Viele Politiker bei Ihnen hofften, Russland würde sich ändern und westliche Werte übernehmen. In Moskau war man klüger. Man wusste: Der Westen wird sich den Zuständen in Russland annähern und sich verkaufen. Daran arbeitet man hart, man gibt Milliarden aus, um Europa zu zersetzen. Wenn man die Gehirne besetzt, muss man keine Territorien mehr besetzen. Genau das erleben wir heute: die geistige Okkupation Europas.

Wäre Deutschland im Zweifelsfall ein zuverlässiger Bündnispartner für Litauen?

Wir wollen enge Beziehungen mit Deutschland, wir haben sehr viel gemeinsam. Aber wir können nicht überzeugt sein, dass uns die Deutschen nicht verkaufen. Werden sie uns wirklich verteidigen, wenn wir angegriffen werden? Oder Sitzungen abhalten und diskutieren, warum man uns besser nicht helfen sollte? Weil man nicht mit Putin streiten will? Weil man lieber mit ihm Geschäfte machen wird.

In Deutschland ist die Überzeugung weit verbreitet, alle wollten doch nur Frieden. Stimmt die?

Klar. Auch Putin will Frieden. Stalin wollte den auch.
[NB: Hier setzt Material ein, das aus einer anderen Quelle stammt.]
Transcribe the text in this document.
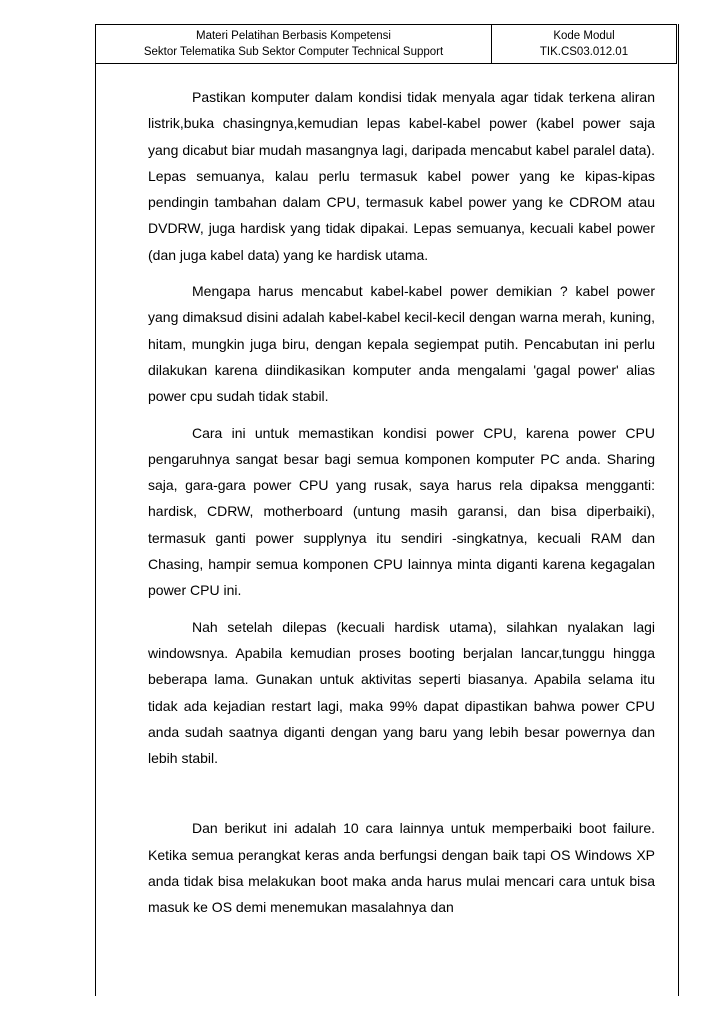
Materi Pelatihan Berbasis Kompetensi
Sektor Telematika Sub Sektor Computer Technical Support
Kode Modul
TIK.CS03.012.01

Pastikan komputer dalam kondisi tidak menyala agar tidak terkena aliran listrik,buka chasingnya,kemudian lepas kabel-kabel power (kabel power saja yang dicabut biar mudah masangnya lagi, daripada mencabut kabel paralel data). Lepas semuanya, kalau perlu termasuk kabel power yang ke kipas-kipas pendingin tambahan dalam CPU, termasuk kabel power yang ke CDROM atau DVDRW, juga hardisk yang tidak dipakai. Lepas semuanya, kecuali kabel power (dan juga kabel data) yang ke hardisk utama.

Mengapa harus mencabut kabel-kabel power demikian ? kabel power yang dimaksud disini adalah kabel-kabel kecil-kecil dengan warna merah, kuning, hitam, mungkin juga biru, dengan kepala segiempat putih. Pencabutan ini perlu dilakukan karena diindikasikan komputer anda mengalami 'gagal power' alias power cpu sudah tidak stabil.

Cara ini untuk memastikan kondisi power CPU, karena power CPU pengaruhnya sangat besar bagi semua komponen komputer PC anda. Sharing saja, gara-gara power CPU yang rusak, saya harus rela dipaksa mengganti: hardisk, CDRW, motherboard (untung masih garansi, dan bisa diperbaiki), termasuk ganti power supplynya itu sendiri -singkatnya, kecuali RAM dan Chasing, hampir semua komponen CPU lainnya minta diganti karena kegagalan power CPU ini.

Nah setelah dilepas (kecuali hardisk utama), silahkan nyalakan lagi windowsnya. Apabila kemudian proses booting berjalan lancar,tunggu hingga beberapa lama. Gunakan untuk aktivitas seperti biasanya. Apabila selama itu tidak ada kejadian restart lagi, maka 99% dapat dipastikan bahwa power CPU anda sudah saatnya diganti dengan yang baru yang lebih besar powernya dan lebih stabil.

Dan berikut ini adalah 10 cara lainnya untuk memperbaiki boot failure. Ketika semua perangkat keras anda berfungsi dengan baik tapi OS Windows XP anda tidak bisa melakukan boot maka anda harus mulai mencari cara untuk bisa masuk ke OS demi menemukan masalahnya dan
Nur wollen sie den eben zu ihren Bedingungen. Wer ihre Bedingungen nicht erfüllt, der ist ein Feind, und mit dem kann man dann eben keinen Frieden haben. Es geht um Macht. Um Einfluss. Der ist für die eben wichtiger als Frieden. Es ist sehr naiv, dass so viele im Westen das nicht verstehen. Dabei hatten wir das doch in der Geschichte: Pax Romana. Rom eroberte alles, und danach war da Frieden. Klar, so einen Frieden will Putin auch. Pax Russena. Den Krieg gegen Georgien nannte man in Russland „Aktion des Erzwingens von Frieden“. Und in Deutschland, glaube ich, sehnen sich viele regelrecht nach so einem Frieden. In Moskau macht niemand einen Hehl daraus, dass man ein großes russisches Imperium will.

Warum schauen die Menschen weg?

Weil sie dumm sind. Und feige. Wenn man alle Informationen, die es gibt, sammelt und zu Ende denkt, muss man alles sehen. Aber man will es nicht.

Wie sehen Sie es, dass die umbenannten Kommunisten heute in Deutschland in einigen Bundesländern wieder mitregieren?

Ich kann Ihnen vorhersagen, dass die Kommunisten Deutschland wieder regieren werden. Die Methoden, mit denen sie die Regierung übernehmen, sind bekannt. Man muss nur in die Geschichtsbücher schauen! Verzeihen Sie mir den Galgenhumor. Es ist sehr traurig, dass die Deutschen ihre Lektion nicht gelernt haben – aus der Geschichte, aus dem nationalen Sozialismus, aus dem DDR-Sozialismus – und dass sie jetzt offenbar ein drittes Mal in den Sozialismus abgleiten.


Vytautas Landsbergis (86) war als Vorsitzender des provisorischen Parlaments das erste Staatschef Litauens nach der Wiedererlangung der Unabhängigkeit 1990. Er gilt als eine der zentralen Figuren beim Zerfall der Sowjetunion und riskierte für die Unabhängigkeit Leben und Freiheit. Landsbergis ist Musikwissenschaftler und war von 1978 bis 1990 Professor an der Musikakademie in Vilnius. Er war später Parlamentspräsident und bis 2014 Mitglied des EU-Parlaments.